Leibniz’de Kötülük Problemi ve Teodise

Aliye ÇINAR

Bu makalede, Leibniz’de kötülük problemi ele alınır. Leibniz’e göre üç tür kötülük vardır ve bu dünya, “mümkün dünyaların en iyisidir”. O, Tanrı’da iki iradenin olduğunu ileri sürdü: Evvel ve ahir irade ya da özel ve genel irade. Dünyanın yaratılmasında ona göre genel irade etkindir. Dolayısıyla Leibniz, mucize, karar, istisna, bireysel olan ve özel iradeyi bu çerçevede izah eder. Problem öncelikle genel olarak ele alınır ve sonra Leibniz’de irdelenir.

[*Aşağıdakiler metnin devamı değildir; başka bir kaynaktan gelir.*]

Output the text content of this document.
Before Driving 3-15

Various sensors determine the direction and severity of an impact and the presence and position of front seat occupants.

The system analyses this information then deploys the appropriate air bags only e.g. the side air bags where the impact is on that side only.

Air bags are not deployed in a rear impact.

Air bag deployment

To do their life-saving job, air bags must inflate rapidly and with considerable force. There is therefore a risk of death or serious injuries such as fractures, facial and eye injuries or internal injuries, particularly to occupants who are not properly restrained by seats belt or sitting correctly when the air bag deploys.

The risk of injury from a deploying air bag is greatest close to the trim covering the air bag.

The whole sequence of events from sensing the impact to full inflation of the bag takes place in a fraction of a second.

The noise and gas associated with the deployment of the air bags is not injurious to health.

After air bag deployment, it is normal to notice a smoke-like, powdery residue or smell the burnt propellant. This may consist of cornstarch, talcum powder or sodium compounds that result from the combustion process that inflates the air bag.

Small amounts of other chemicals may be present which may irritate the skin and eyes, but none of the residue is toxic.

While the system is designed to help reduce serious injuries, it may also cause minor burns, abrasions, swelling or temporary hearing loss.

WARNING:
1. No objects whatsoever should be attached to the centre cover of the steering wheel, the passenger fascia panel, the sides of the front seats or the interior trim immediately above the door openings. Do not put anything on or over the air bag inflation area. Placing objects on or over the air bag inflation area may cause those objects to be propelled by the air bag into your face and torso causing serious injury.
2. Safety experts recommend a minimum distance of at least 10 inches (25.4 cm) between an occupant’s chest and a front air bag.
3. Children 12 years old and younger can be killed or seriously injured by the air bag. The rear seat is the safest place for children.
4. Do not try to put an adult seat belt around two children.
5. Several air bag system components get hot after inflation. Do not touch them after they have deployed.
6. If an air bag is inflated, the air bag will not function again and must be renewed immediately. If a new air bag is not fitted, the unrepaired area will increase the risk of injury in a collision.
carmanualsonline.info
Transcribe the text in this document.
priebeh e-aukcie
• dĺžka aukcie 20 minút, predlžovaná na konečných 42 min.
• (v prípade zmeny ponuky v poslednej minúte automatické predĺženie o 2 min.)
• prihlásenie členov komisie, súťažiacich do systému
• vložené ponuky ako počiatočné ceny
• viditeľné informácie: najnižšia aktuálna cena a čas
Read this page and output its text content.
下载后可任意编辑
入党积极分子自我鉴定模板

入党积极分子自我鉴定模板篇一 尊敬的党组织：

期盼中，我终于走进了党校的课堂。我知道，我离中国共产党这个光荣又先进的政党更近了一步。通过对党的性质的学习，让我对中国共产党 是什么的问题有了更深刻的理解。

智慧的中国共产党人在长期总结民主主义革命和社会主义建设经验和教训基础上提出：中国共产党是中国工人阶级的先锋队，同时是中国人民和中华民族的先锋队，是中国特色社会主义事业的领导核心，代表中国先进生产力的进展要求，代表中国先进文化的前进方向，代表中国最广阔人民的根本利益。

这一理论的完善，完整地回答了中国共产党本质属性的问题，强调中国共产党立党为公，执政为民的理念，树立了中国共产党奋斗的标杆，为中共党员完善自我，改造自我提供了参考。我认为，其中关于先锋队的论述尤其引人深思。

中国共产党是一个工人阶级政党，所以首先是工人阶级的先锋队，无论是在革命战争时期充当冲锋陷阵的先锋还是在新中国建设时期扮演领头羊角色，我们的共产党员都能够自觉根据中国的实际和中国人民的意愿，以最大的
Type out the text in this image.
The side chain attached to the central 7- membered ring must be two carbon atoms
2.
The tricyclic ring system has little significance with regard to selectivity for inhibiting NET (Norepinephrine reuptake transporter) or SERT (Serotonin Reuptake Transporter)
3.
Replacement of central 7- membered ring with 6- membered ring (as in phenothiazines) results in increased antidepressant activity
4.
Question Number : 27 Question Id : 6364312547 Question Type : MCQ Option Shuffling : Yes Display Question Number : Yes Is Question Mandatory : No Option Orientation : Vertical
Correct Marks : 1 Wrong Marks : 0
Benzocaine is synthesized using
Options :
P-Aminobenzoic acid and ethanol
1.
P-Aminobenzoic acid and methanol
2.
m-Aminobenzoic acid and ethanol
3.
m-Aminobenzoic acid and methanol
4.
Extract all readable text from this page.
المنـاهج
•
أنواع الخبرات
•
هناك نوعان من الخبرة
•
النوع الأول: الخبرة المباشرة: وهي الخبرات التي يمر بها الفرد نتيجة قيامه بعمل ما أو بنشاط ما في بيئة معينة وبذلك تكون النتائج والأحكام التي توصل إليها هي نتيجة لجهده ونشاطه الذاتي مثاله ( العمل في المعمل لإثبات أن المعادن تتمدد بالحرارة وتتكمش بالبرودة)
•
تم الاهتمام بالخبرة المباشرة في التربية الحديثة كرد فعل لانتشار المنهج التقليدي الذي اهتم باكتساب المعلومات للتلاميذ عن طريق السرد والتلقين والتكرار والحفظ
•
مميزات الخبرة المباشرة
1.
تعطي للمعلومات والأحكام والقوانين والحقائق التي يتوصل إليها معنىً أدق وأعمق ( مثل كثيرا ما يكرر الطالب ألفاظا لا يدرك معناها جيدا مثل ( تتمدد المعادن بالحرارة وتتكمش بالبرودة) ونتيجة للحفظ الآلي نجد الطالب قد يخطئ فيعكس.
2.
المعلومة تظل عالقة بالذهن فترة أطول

Monadoloji'sinin ünlü formülünde Gottfried Wilhem Leibniz (1646-1716), monadların ya da bireysel kavramların ne kapıları ne de pencereleri vardır der. Acaba bu, yeni bir dünyanın ve yeni bir kentin nüvesini mi atıyordu ? Belki de söz konusu tohum, dışarısı diye bir şeyi yok sayarak, kapısız, penceresiz bir açılıştan söz edilemeyeceği anlamını ima ediyordu. Bireysel kavramların ifade ettiği dünya, iç dünyadır; bu dünya bireysel mefhumların içindedir. Bireysel mefhumların kapıları pencereleri yoktur, her şey birbirinin içindedir ama yine de bütün bireysel kavramlar için ortak olan bir dünya vardır: Bu, her bireysel kavramın bütün dünyayı içerdiği anlamına gelir. Kuşkusuz söz konusu tablo büyüleyicidir. Öyle bir dünyadır ki bu , özneler arasında hiçbir doğrudan iletişim yoktur. Her bireysel kavram ya da monad öyle programlanmıştır ki, ifade ettiği şey ötekinin ifade ettiğiyle ortak bir dünyayı temsil etmektedir. Leibniz buna önceden kurulmuş ahenk diyecektir. İşte bu, ruhsal otomat fikrinin menşeinden başka bir şey değildir . Monadlar öyle programlanmıştır ki, ifade ettiği şey ötekinin ifade ettiğiyle bir arada mümkündür.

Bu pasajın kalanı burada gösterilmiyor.